Hypersomnie associée à une maladie organique

L’hypersomnie coexiste et évolue en parallèle avec une maladie, maladie neurodégénérative, accident vasculaire cérébral, encéphalite, trypanosomose africaine, tumeur cérébrale, traumatisme crânien, maladie génétique, maladie endocrine ou métabolique.La somnolence diurne excessive est de gravité variable et peut ressembler à celle d’une narcolepsie, d’une

hypersomnie idiopathique. Elle n’est pas, dans la majorité des cas, le symptôme le plus préoccupant.L’enregistrement polysomnographique suivi d’un test itératif de latence d’endormissement, si l’état du malade le permet, doit confirmer l’hypersomnie et exclure un trouble respiratoire lié au sommeil ou une narcolepsie avec ou sans cataplexie.
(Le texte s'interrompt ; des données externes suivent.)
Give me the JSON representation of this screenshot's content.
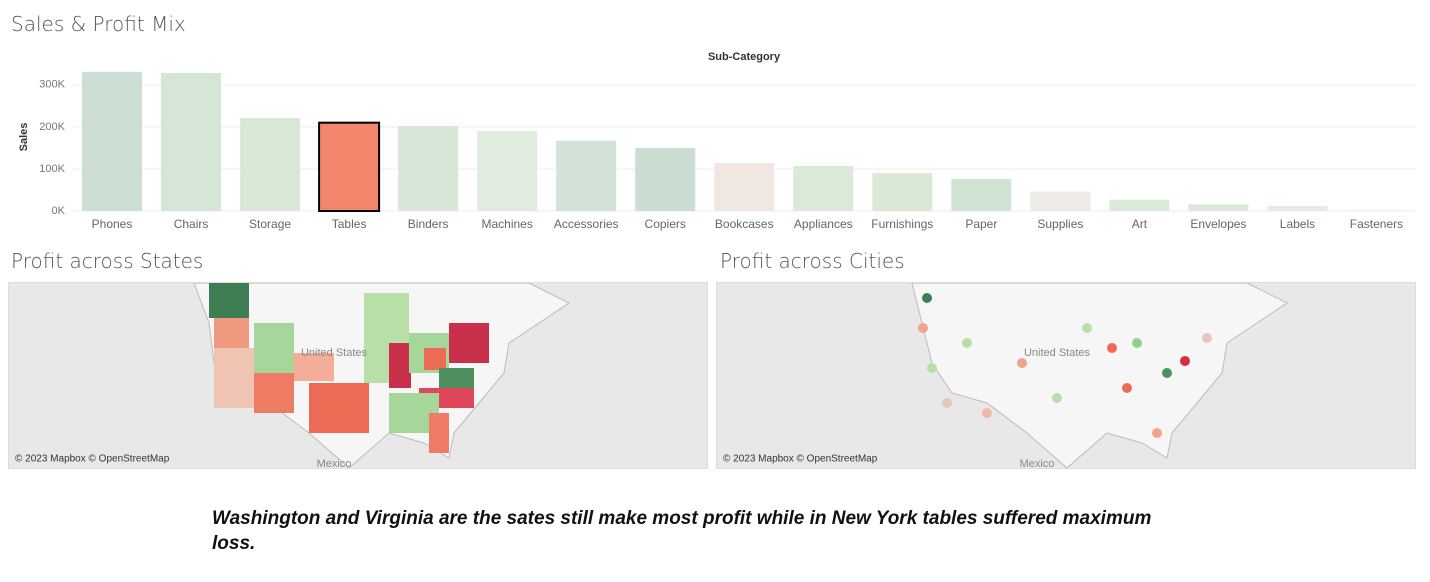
{
  "chart_data": {
    "type": "bar",
    "title": "Sales & Profit Mix",
    "x_label": "Sub-Category",
    "y_label": "Sales",
    "categories": [
      "Phones",
      "Chairs",
      "Storage",
      "Tables",
      "Binders",
      "Machines",
      "Accessories",
      "Copiers",
      "Bookcases",
      "Appliances",
      "Furnishings",
      "Paper",
      "Supplies",
      "Art",
      "Envelopes",
      "Labels",
      "Fasteners"
    ],
    "values": [
      331000,
      328000,
      221000,
      210000,
      202000,
      190000,
      167000,
      150000,
      114000,
      107000,
      90000,
      76000,
      46000,
      27000,
      16000,
      12000,
      3000
    ],
    "colors": [
      "#cddfd4",
      "#d5e6d6",
      "#d9e8d6",
      "#f4856d",
      "#d7e6d6",
      "#e0ecdd",
      "#d3e2d6",
      "#cbdcd2",
      "#f0e7e3",
      "#dbe9d9",
      "#d9e9d6",
      "#d1e3d2",
      "#eeeae6",
      "#dcebd9",
      "#dbe9d8",
      "#e2ecdf",
      "#eef3ec"
    ],
    "outlined": 3,
    "ylim": [
      0,
      340000
    ],
    "yticks": [
      {
        "value": 0,
        "label": "0K"
      },
      {
        "value": 100000,
        "label": "100K"
      },
      {
        "value": 200000,
        "label": "200K"
      },
      {
        "value": 300000,
        "label": "300K"
      }
    ],
    "grid": true
  },
  "maps": [
    {
      "title": "Profit across States",
      "country_label": "United States",
      "neighbor_label": "Mexico",
      "attribution": "© 2023 Mapbox © OpenStreetMap"
    },
    {
      "title": "Profit across Cities",
      "country_label": "United States",
      "neighbor_label": "Mexico",
      "attribution": "© 2023 Mapbox © OpenStreetMap"
    }
  ],
  "caption": "Washington and Virginia are the sates still make most profit while in New York tables suffered maximum loss."
}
Le traitement est celui de la maladie en cause.

CONCLUSION

La somnolence diurne excessive était auparavant négligée, voire objet de dérision. Elle est aujourd’hui considérée comme un problème de santé publique du fait des risques qu’elle comporte pour l’individu et pour la société. Le diagnostic positif est souvent porté avec retard, les sujets atteints s’habituant à vivre avec cette somnolence. Le diagnostic étiologique est fondamental pour la prescription d’un traitement adapté. Il dépend d’une enquête clinique systématique suivie, au besoin,d’examens complémentaires réalisés dans les unités spécialisées dans les troubles du sommeil et de l’éveil. Les diverses causes ne répondent pas de manière identique aux traitements disponibles.

Somnolence diurne excessive

La somnolence diurne excessive n’est pas seulement affaire

de spécialistes. Tout médecin est concerné par la présence

d’une éventuelle somnolence diurne excessive chez l’un de

ses patients.

On dispose aujourd’hui d’une panoplie de moyens permettant

d’évaluer, subjectivement et objectivement, une somnolence

diurne excessive.

La nosologie des « hypersomnies d’origine centrale non dues à

un trouble du rythme circadien du sommeil, à un trouble respiratoire lié au sommeil, ou à une autre cause de perturbation du sommeil de nuit » a été revue et corrigée

dans la deuxième édition de l’International Classification of Sleep Disorders publiée en juin 2005.

Le syndrome de mouvements périodiques des membres

dans le sommeil n’est pas une cause de somnolence diurne excessive.

La narcolepsie avec ou sans cataplexie bénéficie depuis 2006 de la réémergence, sous le nom d’oxybate de sodium, d’un médicament déjà utilisé dans le passé, le gamma-hydroxybutyrate, actif à la fois sur la somnolence diurne excessive et les accès de sommeil irrésistibles, la cataplexie,les paralysies du sommeil et les hallucinations hypnagogiques,et enfin le mauvais sommeil.